Disclaimer: I am not related (by blood or otherwise) to any of the people below and do not receive any commission for recommending them. I also use the word “texts” here to include material, written by the same authors, illustrators and translators.
- Books written and illustrated by Momoe von Reiche such as “O le mata a Teli”, “O Afa” and “O le Afi”. von Reiche is an amazing artist, composer and really uses real Samoan (i.e. Samoan that you’ve grown up hearing amongst common peeps) and tells Samoan stories that are nuanced, memorable and informative.
- The Samoan Picture Dictionary, published by Rakino Publishing. It’s beautifully illustrated, uses everyday words in both English and Samoan and very practical. Odd things about it is there is no authors credited (My suspicion is that the Samoan translations are by the awesome Ainslie Chu Ling-So’o), some words and example sentences are incorrectly spelt and that there is no index, which for a dictionary, is just painful.
- Any “Sunshine Books” stories that have been translated into Samoan. Wendy Pye Publishing is a genius who translated excellent kids stories to begin with by well-known authors such as Joy Cowley, Jill Eggleton and Brian and Jill Cutting, into Samoan. Titles to begin that are fitting with a Samoan sense of humour are, “O le ulutiga a Tama” by Joy Cowley, “O Lo’u Atalafoia” and “Fusi A’u”, all translated by Ainslie Chu Ling-So’o.

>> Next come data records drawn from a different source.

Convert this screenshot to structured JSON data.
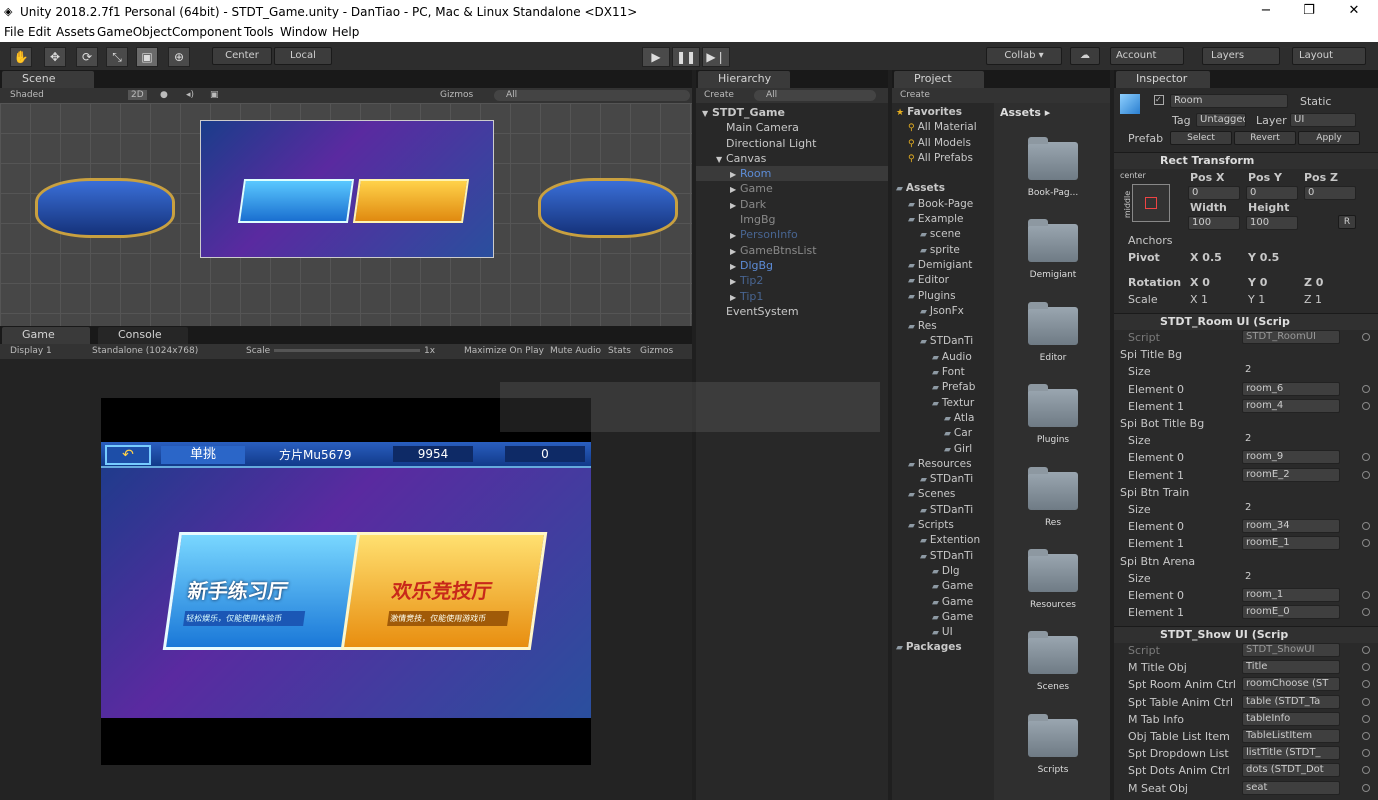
{
  "title": "Unity 2018.2.7f1 Personal (64bit) - STDT_Game.unity - DanTiao - PC, Mac & Linux Standalone <DX11>",
  "window_controls": [
    "−",
    "❐",
    "✕"
  ],
  "menu": [
    "File",
    "Edit",
    "Assets",
    "GameObject",
    "Component",
    "Tools",
    "Window",
    "Help"
  ],
  "toolbar": {
    "center": "Center",
    "local": "Local",
    "collab": "Collab ▾",
    "account": "Account",
    "layers": "Layers",
    "layout": "Layout"
  },
  "scene": {
    "tab": "Scene",
    "shaded": "Shaded",
    "mode2d": "2D",
    "gizmos": "Gizmos",
    "search": "All"
  },
  "game": {
    "tab": "Game",
    "console_tab": "Console",
    "display": "Display 1",
    "resolution": "Standalone (1024x768)",
    "scale_label": "Scale",
    "scale_value": "1x",
    "maximize": "Maximize On Play",
    "mute": "Mute Audio",
    "stats": "Stats",
    "gizmos": "Gizmos"
  },
  "game_ui": {
    "mode": "单挑",
    "player": "方片Mu5679",
    "coins": "9954",
    "gold": "0",
    "card1_title": "新手练习厅",
    "card1_sub": "轻松娱乐，仅能使用体验币",
    "card2_title": "欢乐竞技厅",
    "card2_sub": "激情竞技，仅能使用游戏币"
  },
  "hierarchy": {
    "tab": "Hierarchy",
    "create": "Create",
    "search": "All",
    "items": [
      {
        "label": "STDT_Game",
        "indent": 0,
        "style": "bold"
      },
      {
        "label": "Main Camera",
        "indent": 1,
        "style": ""
      },
      {
        "label": "Directional Light",
        "indent": 1,
        "style": ""
      },
      {
        "label": "Canvas",
        "indent": 1,
        "style": "",
        "arrow": "▼"
      },
      {
        "label": "Room",
        "indent": 2,
        "style": "blue sel",
        "arrow": "▶"
      },
      {
        "label": "Game",
        "indent": 2,
        "style": "dim",
        "arrow": "▶"
      },
      {
        "label": "Dark",
        "indent": 2,
        "style": "dim",
        "arrow": "▶"
      },
      {
        "label": "ImgBg",
        "indent": 2,
        "style": "dim"
      },
      {
        "label": "PersonInfo",
        "indent": 2,
        "style": "bluedim",
        "arrow": "▶"
      },
      {
        "label": "GameBtnsList",
        "indent": 2,
        "style": "dim",
        "arrow": "▶"
      },
      {
        "label": "DlgBg",
        "indent": 2,
        "style": "blue",
        "arrow": "▶"
      },
      {
        "label": "Tip2",
        "indent": 2,
        "style": "bluedim",
        "arrow": "▶"
      },
      {
        "label": "Tip1",
        "indent": 2,
        "style": "bluedim",
        "arrow": "▶"
      },
      {
        "label": "EventSystem",
        "indent": 1,
        "style": ""
      }
    ]
  },
  "project": {
    "tab": "Project",
    "create": "Create",
    "assets_header": "Assets ▸",
    "tree": [
      {
        "label": "Favorites",
        "indent": 0,
        "style": "bold"
      },
      {
        "label": "All Material",
        "indent": 1
      },
      {
        "label": "All Models",
        "indent": 1
      },
      {
        "label": "All Prefabs",
        "indent": 1
      },
      {
        "label": "",
        "indent": 0
      },
      {
        "label": "Assets",
        "indent": 0,
        "style": "bold"
      },
      {
        "label": "Book-Page",
        "indent": 1
      },
      {
        "label": "Example",
        "indent": 1
      },
      {
        "label": "scene",
        "indent": 2
      },
      {
        "label": "sprite",
        "indent": 2
      },
      {
        "label": "Demigiant",
        "indent": 1
      },
      {
        "label": "Editor",
        "indent": 1
      },
      {
        "label": "Plugins",
        "indent": 1
      },
      {
        "label": "JsonFx",
        "indent": 2
      },
      {
        "label": "Res",
        "indent": 1
      },
      {
        "label": "STDanTi",
        "indent": 2
      },
      {
        "label": "Audio",
        "indent": 3
      },
      {
        "label": "Font",
        "indent": 3
      },
      {
        "label": "Prefab",
        "indent": 3
      },
      {
        "label": "Textur",
        "indent": 3
      },
      {
        "label": "Atla",
        "indent": 4
      },
      {
        "label": "Car",
        "indent": 4
      },
      {
        "label": "Girl",
        "indent": 4
      },
      {
        "label": "Resources",
        "indent": 1
      },
      {
        "label": "STDanTi",
        "indent": 2
      },
      {
        "label": "Scenes",
        "indent": 1
      },
      {
        "label": "STDanTi",
        "indent": 2
      },
      {
        "label": "Scripts",
        "indent": 1
      },
      {
        "label": "Extention",
        "indent": 2
      },
      {
        "label": "STDanTi",
        "indent": 2
      },
      {
        "label": "Dlg",
        "indent": 3
      },
      {
        "label": "Game",
        "indent": 3
      },
      {
        "label": "Game",
        "indent": 3
      },
      {
        "label": "Game",
        "indent": 3
      },
      {
        "label": "UI",
        "indent": 3
      },
      {
        "label": "Packages",
        "indent": 0,
        "style": "bold"
      }
    ],
    "folders": [
      "Book-Pag...",
      "Demigiant",
      "Editor",
      "Plugins",
      "Res",
      "Resources",
      "Scenes",
      "Scripts"
    ]
  },
  "inspector": {
    "tab": "Inspector",
    "name": "Room",
    "static": "Static",
    "tag_label": "Tag",
    "tag": "Untagged",
    "layer_label": "Layer",
    "layer": "UI",
    "prefab_label": "Prefab",
    "select": "Select",
    "revert": "Revert",
    "apply": "Apply",
    "rect_title": "Rect Transform",
    "anchor_h": "center",
    "anchor_v": "middle",
    "posx_l": "Pos X",
    "posy_l": "Pos Y",
    "posz_l": "Pos Z",
    "posx": "0",
    "posy": "0",
    "posz": "0",
    "width_l": "Width",
    "height_l": "Height",
    "width": "100",
    "height": "100",
    "r_btn": "R",
    "anchors": "Anchors",
    "pivot": "Pivot",
    "pivot_x": "X 0.5",
    "pivot_y": "Y 0.5",
    "rotation": "Rotation",
    "rot_x": "X 0",
    "rot_y": "Y 0",
    "rot_z": "Z 0",
    "scale": "Scale",
    "sc_x": "X 1",
    "sc_y": "Y 1",
    "sc_z": "Z 1",
    "comp1_title": "STDT_Room UI (Scrip",
    "comp2_title": "STDT_Show UI (Scrip",
    "rows1": [
      {
        "label": "Script",
        "value": "STDT_RoomUI",
        "kind": "script"
      },
      {
        "label": "Spi Title Bg",
        "kind": "header"
      },
      {
        "label": "Size",
        "value": "2",
        "kind": "num"
      },
      {
        "label": "Element 0",
        "value": "room_6",
        "kind": "ref"
      },
      {
        "label": "Element 1",
        "value": "room_4",
        "kind": "ref"
      },
      {
        "label": "Spi Bot Title Bg",
        "kind": "header"
      },
      {
        "label": "Size",
        "value": "2",
        "kind": "num"
      },
      {
        "label": "Element 0",
        "value": "room_9",
        "kind": "ref"
      },
      {
        "label": "Element 1",
        "value": "roomE_2",
        "kind": "ref"
      },
      {
        "label": "Spi Btn Train",
        "kind": "header"
      },
      {
        "label": "Size",
        "value": "2",
        "kind": "num"
      },
      {
        "label": "Element 0",
        "value": "room_34",
        "kind": "ref"
      },
      {
        "label": "Element 1",
        "value": "roomE_1",
        "kind": "ref"
      },
      {
        "label": "Spi Btn Arena",
        "kind": "header"
      },
      {
        "label": "Size",
        "value": "2",
        "kind": "num"
      },
      {
        "label": "Element 0",
        "value": "room_1",
        "kind": "ref"
      },
      {
        "label": "Element 1",
        "value": "roomE_0",
        "kind": "ref"
      }
    ],
    "rows2": [
      {
        "label": "Script",
        "value": "STDT_ShowUI",
        "kind": "script"
      },
      {
        "label": "M Title Obj",
        "value": "Title",
        "kind": "ref"
      },
      {
        "label": "Spt Room Anim Ctrl",
        "value": "roomChoose (ST",
        "kind": "ref"
      },
      {
        "label": "Spt Table Anim Ctrl",
        "value": "table (STDT_Ta",
        "kind": "ref"
      },
      {
        "label": "M Tab Info",
        "value": "tableInfo",
        "kind": "ref"
      },
      {
        "label": "Obj Table List Item",
        "value": "TableListItem",
        "kind": "ref"
      },
      {
        "label": "Spt Dropdown List",
        "value": "listTitle (STDT_",
        "kind": "ref"
      },
      {
        "label": "Spt Dots Anim Ctrl",
        "value": "dots (STDT_Dot",
        "kind": "ref"
      },
      {
        "label": "M Seat Obj",
        "value": "seat",
        "kind": "ref"
      }
    ]
  },
  "colors": {
    "accent": "#5d8cd6",
    "panel": "#282828",
    "tabbar": "#191919"
  }
}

In the picture is also the Samoan translation of “Where the Wild Things Are” or “O Le Nofoaga O’loo ia meaola uiga ese”. A superb book which makes the story of the uluvale white kid a little bit easier to bear! Read my list first and then head to this book.
These works are all found in the Auckland Libraries systems. You can also Google the people and publishing houses involved. Manuia le faitau tusi!